Additionally, LatinX and Black communities are significantly less likely to have access to high-speed internet. Municipal infrastructure would help close the gap by offering a far more affordable, and likely higher speed, option for all. The establishment of a municipal network option must be mirrored by digital literacy training and promotion campaigns to encourage adoption, with non-English speakers given consideration.

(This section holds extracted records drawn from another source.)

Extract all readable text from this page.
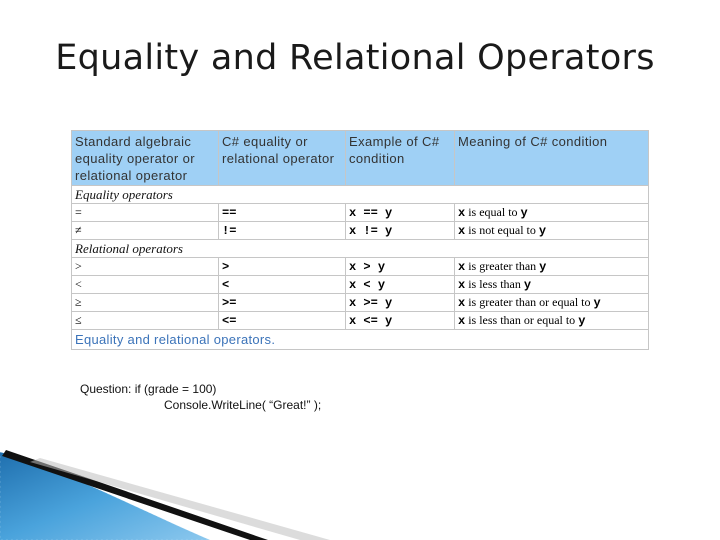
Equality and Relational Operators
Standard algebraic equality operator or relational operator	C# equality or relational operator	Example of C# condition	Meaning of C# condition
Equality operators			
=	==	x == y	x is equal to y
≠	!=	x != y	x is not equal to y
Relational operators			
>	>	x > y	x is greater than y
<	<	x < y	x is less than y
≥	>=	x >= y	x is greater than or equal to y
≤	<=	x <= y	x is less than or equal to y
Equality and relational operators.			
Question: if (grade = 100)
Console.WriteLine( “Great!” );
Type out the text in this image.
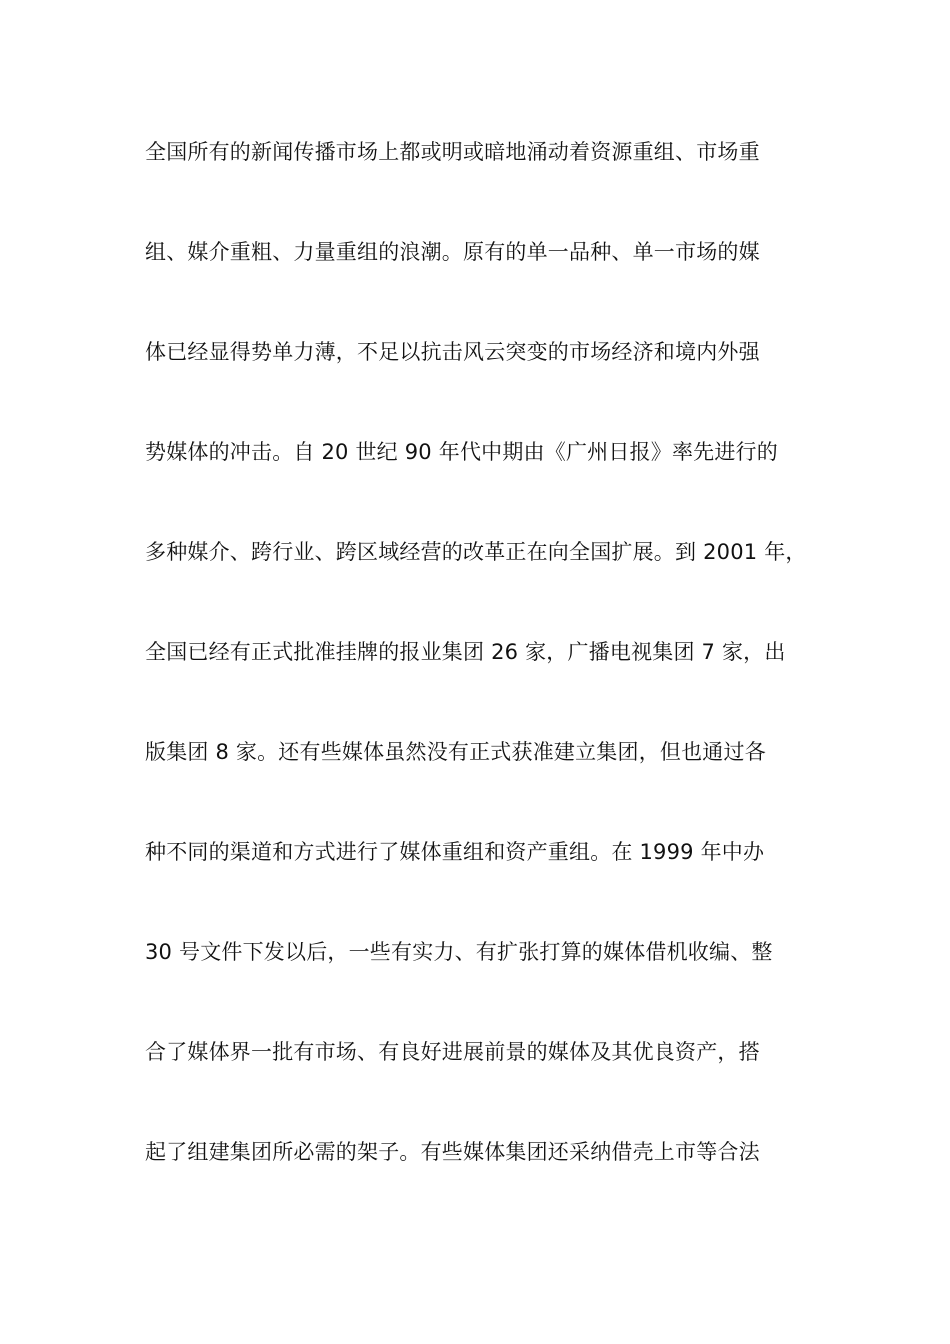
全国所有的新闻传播市场上都或明或暗地涌动着资源重组、市场重
组、媒介重粗、力量重组的浪潮。原有的单一品种、单一市场的媒
体已经显得势单力薄，不足以抗击风云突变的市场经济和境内外强
势媒体的冲击。自 20 世纪 90 年代中期由《广州日报》率先进行的
多种媒介、跨行业、跨区域经营的改革正在向全国扩展。到 2001 年，
全国已经有正式批准挂牌的报业集团 26 家，广播电视集团 7 家，出
版集团 8 家。还有些媒体虽然没有正式获准建立集团，但也通过各
种不同的渠道和方式进行了媒体重组和资产重组。在 1999 年中办
30 号文件下发以后，一些有实力、有扩张打算的媒体借机收编、整
合了媒体界一批有市场、有良好进展前景的媒体及其优良资产，搭
起了组建集团所必需的架子。有些媒体集团还采纳借壳上市等合法
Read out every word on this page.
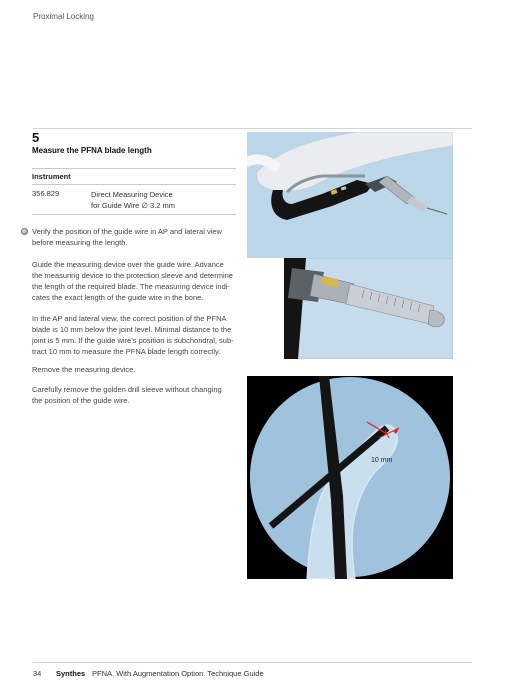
Proximal Locking
5
Measure the PFNA blade length
Instrument
356.829	Direct Measuring Device
for Guide Wire ∅ 3.2 mm
Verify the position of the guide wire in AP and lateral view
before measuring the length.
Guide the measuring device over the guide wire. Advance
the measuring device to the protection sleeve and determine
the length of the required blade. The measuring device indi-
cates the exact length of the guide wire in the bone.
In the AP and lateral view, the correct position of the PFNA
blade is 10 mm below the joint level. Minimal distance to the
joint is 5 mm. If the guide wire’s position is subchondral, sub-
tract 10 mm to measure the PFNA blade length correctly.
Remove the measuring device.
Carefully remove the golden drill sleeve without changing
the position of the guide wire.
10 mm
34 Synthes PFNA. With Augmentation Option. Technique Guide
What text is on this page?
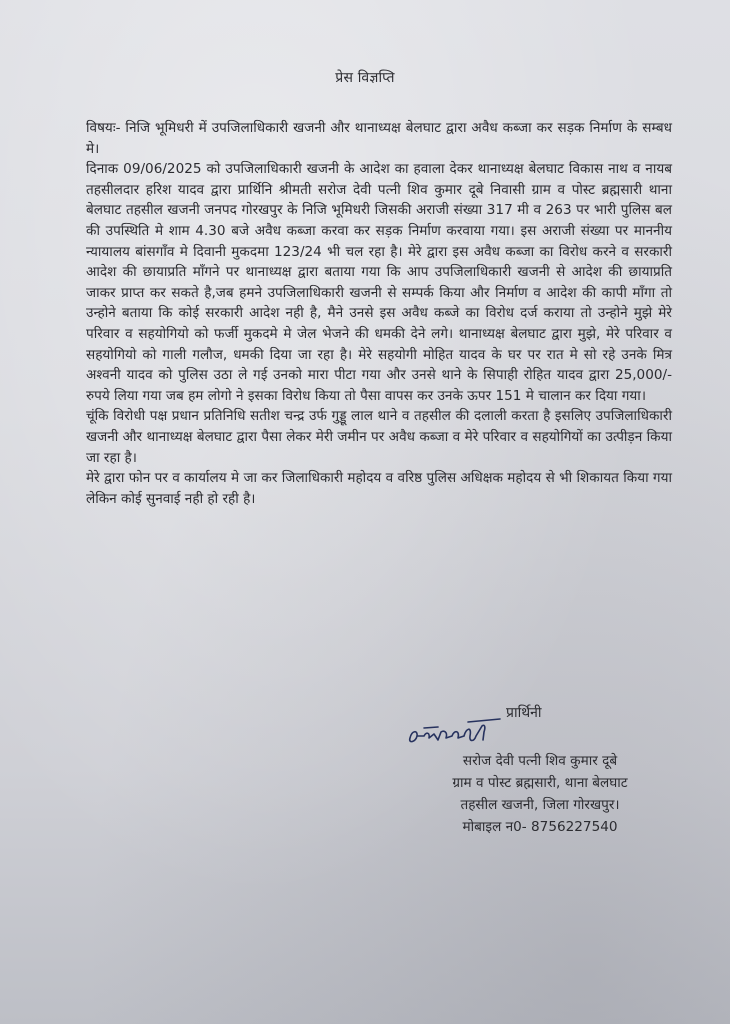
प्रेस विज्ञप्ति

विषयः- निजि भूमिधरी में उपजिलाधिकारी खजनी और थानाध्यक्ष बेलघाट द्वारा अवैध कब्जा कर सड़क निर्माण के सम्बध मे।

दिनाक 09/06/2025 को उपजिलाधिकारी खजनी के आदेश का हवाला देकर थानाध्यक्ष बेलघाट विकास नाथ व नायब तहसीलदार हरिश यादव द्वारा प्रार्थिनि श्रीमती सरोज देवी पत्नी शिव कुमार दूबे निवासी ग्राम व पोस्ट ब्रह्मसारी थाना बेलघाट तहसील खजनी जनपद गोरखपुर के निजि भूमिधरी जिसकी अराजी संख्या 317 मी व 263 पर भारी पुलिस बल की उपस्थिति मे शाम 4.30 बजे अवैध कब्जा करवा कर सड़क निर्माण करवाया गया। इस अराजी संख्या पर माननीय न्यायालय बांसगाँव मे दिवानी मुकदमा 123/24 भी चल रहा है। मेरे द्वारा इस अवैध कब्जा का विरोध करने व सरकारी आदेश की छायाप्रति माँगने पर थानाध्यक्ष द्वारा बताया गया कि आप उपजिलाधिकारी खजनी से आदेश की छायाप्रति जाकर प्राप्त कर सकते है,जब हमने उपजिलाधिकारी खजनी से सम्पर्क किया और निर्माण व आदेश की कापी माँगा तो उन्होने बताया कि कोई सरकारी आदेश नही है, मैने उनसे इस अवैध कब्जे का विरोध दर्ज कराया तो उन्होने मुझे मेरे परिवार व सहयोगियो को फर्जी मुकदमे मे जेल भेजने की धमकी देने लगे। थानाध्यक्ष बेलघाट द्वारा मुझे, मेरे परिवार व सहयोगियो को गाली गलौज, धमकी दिया जा रहा है। मेरे सहयोगी मोहित यादव के घर पर रात मे सो रहे उनके मित्र अश्वनी यादव को पुलिस उठा ले गई उनको मारा पीटा गया और उनसे थाने के सिपाही रोहित यादव द्वारा 25,000/- रुपये लिया गया जब हम लोगो ने इसका विरोध किया तो पैसा वापस कर उनके ऊपर 151 मे चालान कर दिया गया।

चूंकि विरोधी पक्ष प्रधान प्रतिनिधि सतीश चन्द्र उर्फ गुड्डू लाल थाने व तहसील की दलाली करता है इसलिए उपजिलाधिकारी खजनी और थानाध्यक्ष बेलघाट द्वारा पैसा लेकर मेरी जमीन पर अवैध कब्जा व मेरे परिवार व सहयोगियों का उत्पीड़न किया जा रहा है।

मेरे द्वारा फोन पर व कार्यालय मे जा कर जिलाधिकारी महोदय व वरिष्ठ पुलिस अधिक्षक महोदय से भी शिकायत किया गया लेकिन कोई सुनवाई नही हो रही है।

प्रार्थिनी
सरोज देवी पत्नी शिव कुमार दूबे
ग्राम व पोस्ट ब्रह्मसारी, थाना बेलघाट
तहसील खजनी, जिला गोरखपुर।
मोबाइल न0- 8756227540
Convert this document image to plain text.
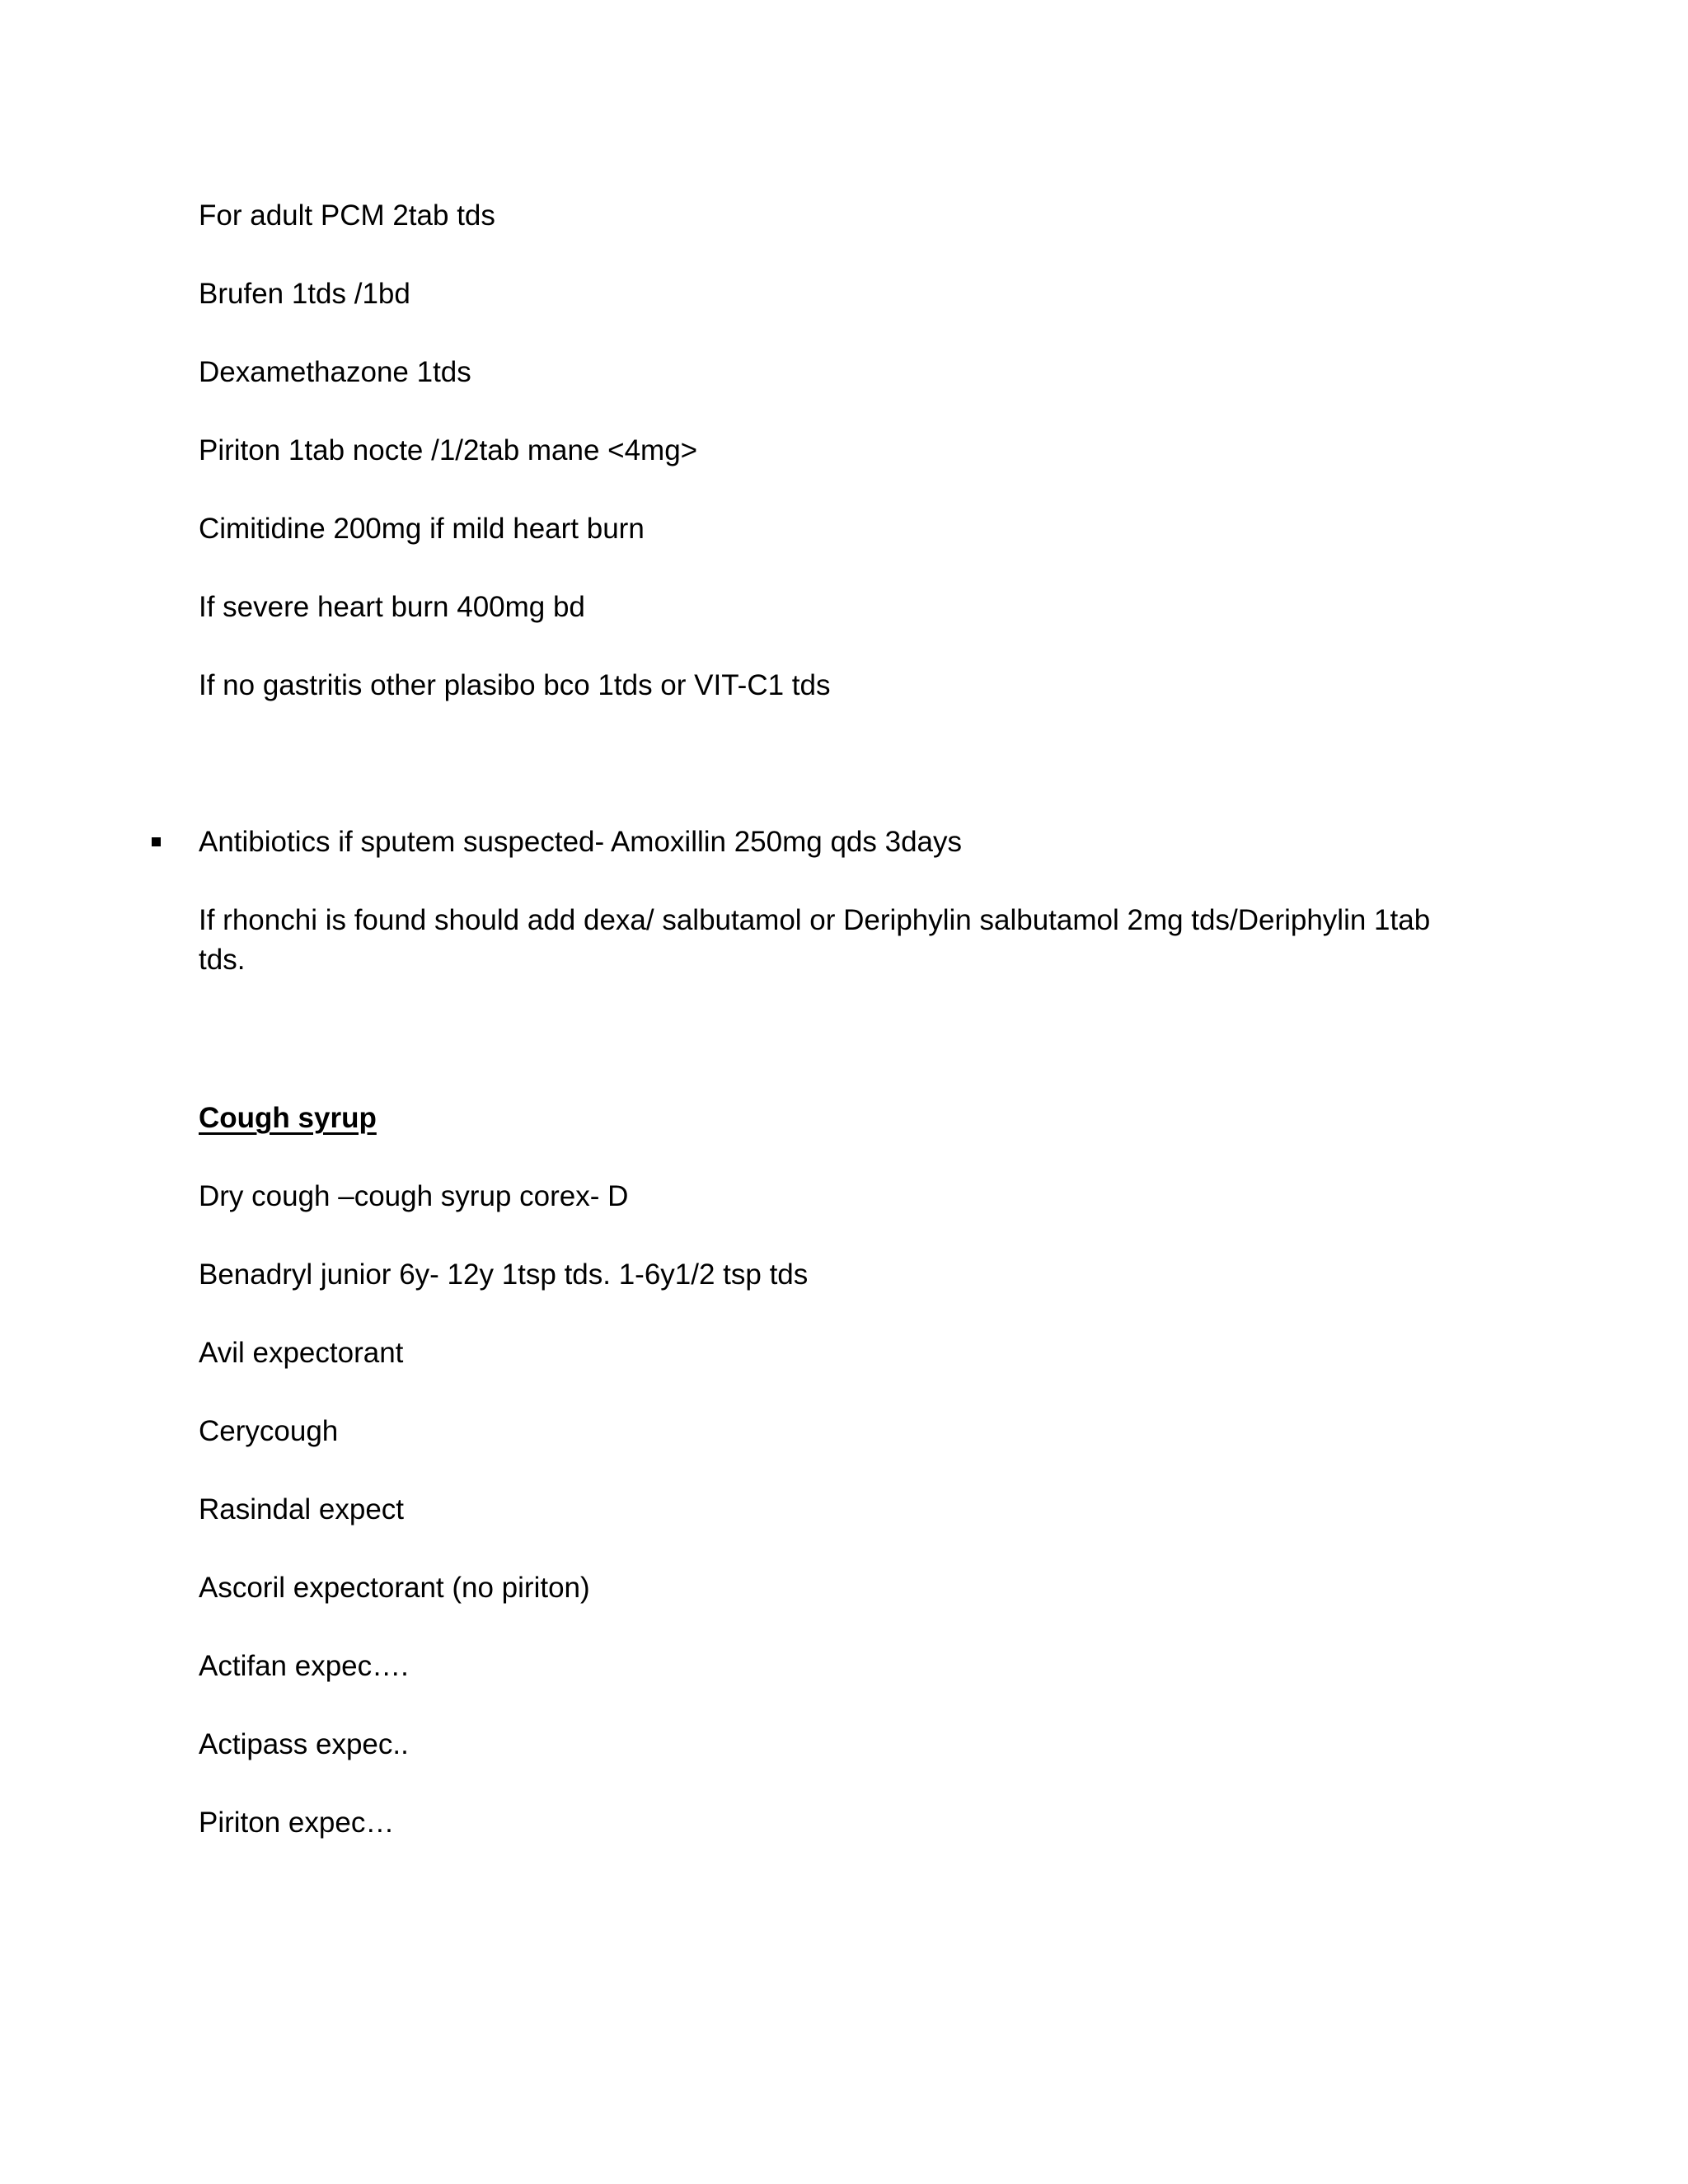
For adult PCM 2tab tds

Brufen 1tds /1bd

Dexamethazone 1tds

Piriton 1tab nocte /1/2tab mane <4mg>

Cimitidine 200mg if mild heart burn

If severe heart burn 400mg bd

If no gastritis other plasibo bco 1tds or VIT-C1 tds

Antibiotics if sputem suspected- Amoxillin 250mg qds 3days

If rhonchi is found should add dexa/ salbutamol or Deriphylin salbutamol 2mg tds/Deriphylin 1tab tds.

Cough syrup

Dry cough –cough syrup corex- D

Benadryl junior 6y- 12y 1tsp tds. 1-6y1/2 tsp tds

Avil expectorant

Cerycough

Rasindal expect

Ascoril expectorant (no piriton)

Actifan expec….

Actipass expec..

Piriton expec…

Economic Development Through Science and Technology Investments
DC is home to a rising technology-based business community, but the District should further its investment and involvement in this sector. I propose the District follow the model of other states, and establish a science and technology-focused economic development agency, which would offer seed funding and low interest loans and other equity-based financing mechanisms to local startups. By cultivating a strong innovation ecosystem, we could help foster new DC-born businesses, attract new businesses to the District, and create new jobs.
Arts and Culture
DC’s creative community has been neglected. As a creative myself, I have long been dismayed by the lack of support and protection spaces and participants in DC’s creative sector receive. The city must expand its grant offerings and financial incentives for artists and establishments of art and culture–such as galleries, music venues, dance studios, and makerspaces–to keep the District vibrant and keep creatives in the city as the cost of living rises and the conditions of work change with the pandemic.
DC Statehood and Voting Rights
Like the majority of DC residents, I support DC statehood. Considering both the population size and tax contributions of the District, there is no moral justification for DC residents to be denied congressional representation and be subjected to arcane oversight by external officials, and federal law enforcement agencies not beholden to local regulations.
Additionally, I believe DC should solidify itself as a true sanctuary for immigrants and pass the Local Residents Voting Rights Amendment Act and extend the right to vote in DC elections to permanent residents
The pandemic has reshaped the way in which residents get from Point A to Point B. Due to fears of transmission on public transit, many are electing to rely on their own means to get around town. If this trend continues, our city must do our best to support residents who elect to take more sustainable modes of transportation rather than single-occupancy, gas-powered vehicles. I stand by initiatives to create safer biking and pedestrian infrastructure throughout my Ward and the rest of the city. I believe that this pandemic offers us a unique opportunity to re-imagine our streets; one in which we prioritize the needs of people over cars.
Furthermore, with ridership ~90% lower than normal, the need for Metro to be accessible, reliable, and equitable is as important as ever. I support the efforts of Ward 6 Councilmember Charles Allen to give every DC resident a monthly subsidy of $100 on their SmarTrip card and establish a dedicated fund to invest millions in improved bus services in neighborhoods long neglected from transit planning. At the end of the day, we need to make sure low-income residents have the means to ride Metro because they are the ones that rely on it the most.